In a move many are viewing as a sign of changing views regarding the Second Amendment, the U.S. Supreme Court on Monday refused to hear a legal challenge to an assault weapons ban ordinance enacted by Highland Park, IL (a suburb of Chicago), the New York Times is reporting.
The case in question, Friedman v. Highland Park, challenges the constitutionality of a law passed in 2013 by the Highland Park City Council which prohibits buying, selling or owning certain types of semiautomatic assault weapons and large-capacity magazines. The case, brought by pediatrician Ariel Friedman (with the Illinois State Rifle Association named as co-plaintiff), claims the law violates Friedman’s Second Amendment rights to use a semiautomatic weapon to protect his home. The refusal of the Supreme Court to hear the case leaves the city’s weapons ban intact.
While the Supreme Court only hears approximately one percent of the cases it is petitioned to consider, this decision is being interpreted by some as a possible departure from the trends established in landmark cases D.C. v. Heller (2008) and McDonald v. Chicago (2010), in which the Court upheld challenges to handgun weapons bans in these two cities. In the first of these two cases, the Court decision included an affirmation that the Second Amendment is not without limitation, which may have opened the door to more ambiguous legal questions as to what the Second Amendment does and does not allow. It may be this ambiguity that has fueled the Court’s apparent change of direction in Friedman v. Highland Park.
Two Supreme Court Justices wrote dissenting arguments on the Court’s refusal to hear the case. Justice Clarence Thomas wrote, “Roughly five million Americans own AR-style semiautomatic rifles…The overwhelming majority of citizens who own and use such rifles do so for lawful purposes, including self-defense and target shooting. Under our precedents, that is all that is needed for citizens to have a right under the Second Amendment to keep such weapons.”
The issue of gun control has seen a fresh wave of debate and controversy among the public recently, fueled by several high-profile mass shootings in recent months—most recently, the killing of 14 innocent people in San Bernardino by a husband-and-wife team who are now being identified as ISIS sympathizers. One can only surmise that at some point the Supreme Court will have to address this question more directly in future cases.
Last week, the U.S. Supreme Court agreed to review the case of Voisine v. United States, according to the SCOTUS blog. The case could have far-reaching ramifications pertaining to firearms possession and the Second Amendment.
The case is being brought by two defendants from Maine, Stephen Voisine and William Armstrong, both of whom were convicted on federal firearms possession charges for unrelated incidents. The federal law in question is the Lautenberg Amendment, which prohibits people with prior convictions of misdemeanor domestic violence from owning a gun. Voisine and Armstrong are contending that their domestic violence convictions under Maine law should not have disqualified them from owning weapons because Maine classifies certain actions as domestic violence that are more reckless than intentional.
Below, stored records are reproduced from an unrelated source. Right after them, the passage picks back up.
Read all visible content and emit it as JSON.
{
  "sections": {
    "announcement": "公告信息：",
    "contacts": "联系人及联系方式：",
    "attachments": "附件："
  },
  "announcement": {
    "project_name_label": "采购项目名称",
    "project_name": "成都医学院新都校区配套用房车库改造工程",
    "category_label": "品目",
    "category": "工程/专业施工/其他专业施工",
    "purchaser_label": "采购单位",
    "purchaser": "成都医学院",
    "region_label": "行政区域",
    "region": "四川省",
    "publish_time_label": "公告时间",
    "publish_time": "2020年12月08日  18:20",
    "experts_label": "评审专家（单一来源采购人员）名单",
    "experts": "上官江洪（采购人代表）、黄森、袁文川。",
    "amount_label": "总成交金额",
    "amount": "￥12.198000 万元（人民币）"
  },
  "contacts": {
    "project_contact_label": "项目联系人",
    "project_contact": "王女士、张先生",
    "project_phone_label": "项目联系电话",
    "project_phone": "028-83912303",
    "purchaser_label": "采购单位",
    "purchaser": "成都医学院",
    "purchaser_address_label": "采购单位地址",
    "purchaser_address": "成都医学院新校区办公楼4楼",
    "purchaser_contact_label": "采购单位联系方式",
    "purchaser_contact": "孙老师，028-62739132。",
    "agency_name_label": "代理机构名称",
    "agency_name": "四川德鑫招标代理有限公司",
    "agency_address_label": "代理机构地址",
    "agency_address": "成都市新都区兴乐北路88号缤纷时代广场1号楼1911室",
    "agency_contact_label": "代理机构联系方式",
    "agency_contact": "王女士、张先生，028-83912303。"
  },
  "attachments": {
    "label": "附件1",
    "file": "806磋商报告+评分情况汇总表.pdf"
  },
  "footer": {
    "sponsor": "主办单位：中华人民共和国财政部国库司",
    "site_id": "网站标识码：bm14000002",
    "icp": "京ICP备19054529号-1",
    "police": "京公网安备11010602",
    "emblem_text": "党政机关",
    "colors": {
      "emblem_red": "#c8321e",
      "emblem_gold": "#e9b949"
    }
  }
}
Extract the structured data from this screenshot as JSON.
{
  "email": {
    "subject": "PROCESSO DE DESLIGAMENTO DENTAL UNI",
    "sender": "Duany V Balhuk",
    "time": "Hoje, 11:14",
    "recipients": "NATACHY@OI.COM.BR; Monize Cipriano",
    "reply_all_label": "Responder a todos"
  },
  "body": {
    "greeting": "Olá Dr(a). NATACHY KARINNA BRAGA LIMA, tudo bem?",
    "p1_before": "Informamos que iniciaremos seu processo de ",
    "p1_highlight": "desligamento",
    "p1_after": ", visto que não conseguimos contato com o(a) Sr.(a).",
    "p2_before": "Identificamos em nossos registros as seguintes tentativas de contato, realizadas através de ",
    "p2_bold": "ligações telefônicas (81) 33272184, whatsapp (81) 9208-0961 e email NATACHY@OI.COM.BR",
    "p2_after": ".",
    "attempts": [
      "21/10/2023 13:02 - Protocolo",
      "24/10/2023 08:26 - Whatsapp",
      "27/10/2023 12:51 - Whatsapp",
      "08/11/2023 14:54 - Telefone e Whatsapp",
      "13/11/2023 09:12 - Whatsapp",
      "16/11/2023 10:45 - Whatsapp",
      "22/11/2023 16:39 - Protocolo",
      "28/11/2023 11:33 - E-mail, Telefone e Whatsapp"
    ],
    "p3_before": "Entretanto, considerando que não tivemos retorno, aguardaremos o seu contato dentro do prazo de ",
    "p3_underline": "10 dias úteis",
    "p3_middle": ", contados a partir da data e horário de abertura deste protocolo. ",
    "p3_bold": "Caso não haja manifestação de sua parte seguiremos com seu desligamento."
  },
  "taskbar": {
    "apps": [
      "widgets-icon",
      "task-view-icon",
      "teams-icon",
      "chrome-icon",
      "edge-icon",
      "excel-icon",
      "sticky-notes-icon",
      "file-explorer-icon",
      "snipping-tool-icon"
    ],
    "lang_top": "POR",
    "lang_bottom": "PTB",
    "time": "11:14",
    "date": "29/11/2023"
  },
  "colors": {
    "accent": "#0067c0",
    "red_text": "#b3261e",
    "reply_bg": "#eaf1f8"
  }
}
According to documents submitted to the Court, Voisine was charged with domestic violence back in 2003 for slapping his girlfriend while drunk. Armstrong’s conviction in 2002 stemmed from pushing his wife against a wall during an argument. Authorities became aware that Voisine owned a gun in 2009, Armstrong in 2010. Both were convicted under federal law on the grounds that their prior domestic violence convictions prohibited them from owning firearms. The defendants are appealing their convictions on the grounds that Maine’s definitions of domestic violence and simple assault are too broad for the Lautenberg Amendment to apply automatically. They are also contending that the firearms ban for those convicted of domestic violence is a violation of their rights under the Second Amendment in general.
The First Circuit Court of Appeals upheld the convictions of Voisine and Armstrong and rejected their arguments; however, the U.S. Supreme Court has agreed to review the case, which should appear on the dockets in late February or early March 2016.
Interestingly enough, the Justices have decided not to consider the Second Amendment question raised by the case (i.e., they will not rule on the legitimacy of the Lautenberg Amendment). They will, however, review the question of recklessness, as to whether the convictions of these defendants under Maine law should actually have disqualified them from weapons ownership. While this will no doubt leave some gun rights advocates disappointed, it still could have far-reaching ramifications as to how state and federal laws interact, and in what ways federal laws can or cannot overrule the laws of individual states regarding domestic violence and gun ownership. It will be interesting to see how this case transpires.